At the beginning of the New Year, therefore, we turn our gaze to Mary, “Stella maris”, “Star of the Sea”, the one who guides the bark of salvation in its journey through the sea of history. She, the Mother of Our Lord, gives us only one command: “Do whatever He (the Christ) tells you”, echoing the Voice from the Cloud, “This is my Beloved Son, heed Him”.
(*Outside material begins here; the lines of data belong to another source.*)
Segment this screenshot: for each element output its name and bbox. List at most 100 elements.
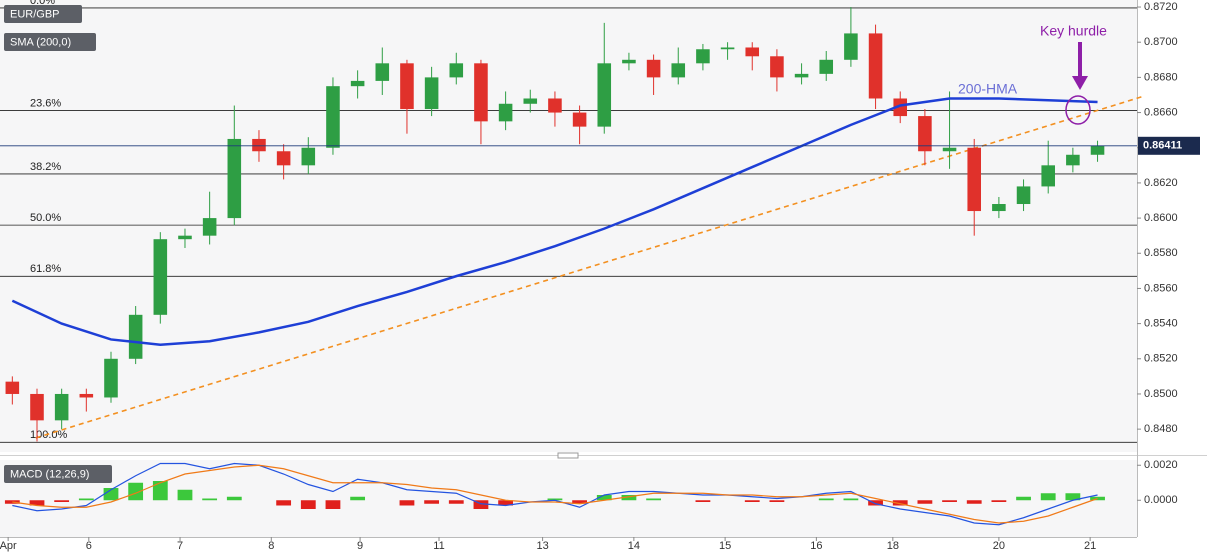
- x-tick-label: 18: [887, 540, 899, 552]
- macd-histogram-bar: [868, 500, 883, 506]
- fib-label: 61.8%: [30, 263, 61, 275]
- macd-histogram-bar: [818, 498, 834, 501]
- candle-body: [128, 314, 143, 359]
- macd-histogram-bar: [78, 498, 94, 501]
- macd-histogram-bar: [843, 498, 859, 501]
- fib-label: 38.2%: [30, 161, 61, 173]
- symbol-badge[interactable]: [4, 5, 82, 23]
- macd-histogram-bar: [473, 500, 489, 509]
- y-tick-label: 0.8540: [1144, 318, 1178, 330]
- x-tick-label: 13: [536, 540, 548, 552]
- macd-histogram-bar: [695, 500, 711, 502]
- x-tick-label: 14: [628, 540, 640, 552]
- macd-histogram-bar: [1016, 496, 1031, 501]
- macd-histogram-bar: [942, 500, 957, 502]
- candle-body: [400, 63, 414, 110]
- candle-body: [967, 147, 982, 212]
- candle-body: [720, 47, 735, 50]
- candle-body: [424, 77, 439, 110]
- candle-body: [30, 393, 44, 421]
- y-tick-label: 0.0020: [1144, 459, 1178, 471]
- y-tick-label: 0.8720: [1144, 1, 1178, 13]
- candle-body: [178, 235, 192, 240]
- candle-body: [79, 393, 94, 398]
- x-tick-label: Apr: [0, 540, 17, 552]
- plot-layer: 0.0% 23.6% 38.2% 50.0% 61.8% 100.0%: [0, 0, 1143, 526]
- candle-body: [893, 98, 908, 117]
- y-tick-label: 0.8660: [1144, 106, 1178, 118]
- fib-label: 23.6%: [30, 97, 61, 109]
- fib-label: 0.0%: [30, 0, 55, 7]
- macd-histogram-bar: [744, 500, 760, 502]
- macd-histogram-bar: [1065, 493, 1081, 501]
- macd-histogram-bar: [892, 500, 908, 506]
- macd-label: MACD (12,26,9): [10, 468, 89, 480]
- y-tick-label: 0.0000: [1144, 494, 1178, 506]
- macd-histogram-bar: [547, 498, 563, 501]
- candle-body: [770, 56, 784, 78]
- trendline: [35, 95, 1143, 439]
- y-tick-label: 0.8520: [1144, 353, 1178, 365]
- x-tick-label: 7: [177, 540, 183, 552]
- candle-body: [153, 239, 168, 315]
- candle-body: [1016, 186, 1031, 205]
- x-tick-label: 6: [86, 540, 92, 552]
- y-tick-label: 0.8680: [1144, 71, 1178, 83]
- macd-histogram-bar: [177, 489, 193, 501]
- fib-label: 100.0%: [30, 429, 68, 441]
- hma-annotation: 200-HMA: [958, 81, 1018, 97]
- candle-body: [844, 33, 858, 60]
- candle-body: [1090, 145, 1105, 155]
- candle-body: [301, 147, 316, 166]
- candle-body: [622, 59, 636, 64]
- x-tick-label: 20: [993, 540, 1005, 552]
- candle-body: [794, 73, 809, 78]
- candle-body: [671, 63, 686, 78]
- candle-body: [868, 33, 883, 99]
- macd-histogram-bar: [128, 482, 144, 501]
- macd-histogram-bar: [966, 500, 982, 504]
- sma-badge[interactable]: [4, 33, 96, 51]
- x-tick-label: 16: [810, 540, 822, 552]
- candle-body: [942, 147, 957, 152]
- candle-body: [54, 393, 69, 421]
- macd-histogram-bar: [917, 500, 933, 504]
- key-hurdle-annotation: Key hurdle: [1040, 23, 1107, 39]
- candle-body: [918, 116, 932, 152]
- candle-body: [252, 138, 266, 152]
- symbol-label: EUR/GBP: [10, 8, 60, 20]
- sma-label: SMA (200,0): [10, 36, 71, 48]
- candle-body: [276, 151, 291, 166]
- x-tick-label: 21: [1084, 540, 1096, 552]
- macd-histogram-bar: [276, 500, 292, 506]
- pane-grip[interactable]: [557, 452, 579, 459]
- candle-body: [646, 59, 661, 78]
- candle-body: [745, 47, 760, 57]
- candle-body: [992, 204, 1006, 212]
- macd-pane: [0, 460, 1137, 537]
- candle-body: [1066, 154, 1080, 166]
- fib-label: 50.0%: [30, 212, 61, 224]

The community of disciples received her in the person of John as “mother” while she stood beneath the cross. The Church, in her liturgy, recognizes Mary in the Woman whom the Dragon tries to destroy but could not (Rev. 12). The proto-evangelion (Gen. 3:15) is played out in this apocalyptic scene where the Woman gives birth to the Seed who will crush the Ancient Serpent’s head. This Seed is not alone, however, since it has raised other seeds, “other Christs”, that continue to wage war against the Enemy.
Amen, amen, I say to you,
unless a grain of wheat falls to the ground
it remains a lone grain of wheat;
but if it dies,
it produces much fruit. (Jn. 12:24)
Even as human history moves forward into that Future which is as yet hidden in God’s bosom, Mary is presented to us as the New Eve, the Mother of a New Humanity, that humanity which has been re-expressed — to use a phrase from John Paul II — in Christ. The “newness” is owed to the death and Resurrection of Christ in whom humanity has been re-created. Just as God breathed into man and made him a “living soul”, so too, Jesus on that first evening of the Resurrection breathed upon his disciples the Holy Spirit, making them new men, the core members of a new family that is
born not by natural generation
nor by human choice
nor by a man’s decision
but of God. (Jn. 1:13)
The New Year is “new” precisely because of the One who makes all things new (Rev. 21:5). And the Woman who who “hastened” the moment of this newness stands at the threshold of this new year as “Mother of All Humanity.” Wasn’t it that Adam called Eve “mother of all the living” at the moment when paradise was lost? And wasn’t it that Jesus on the cross, called Mary “Woman” and “Mother” just when paradise was regained? Mary beckons to us once more at the beginning of 2011. “Do whatever He tells you” she says, pointing to Him who is King of Kings. May her children heed her command.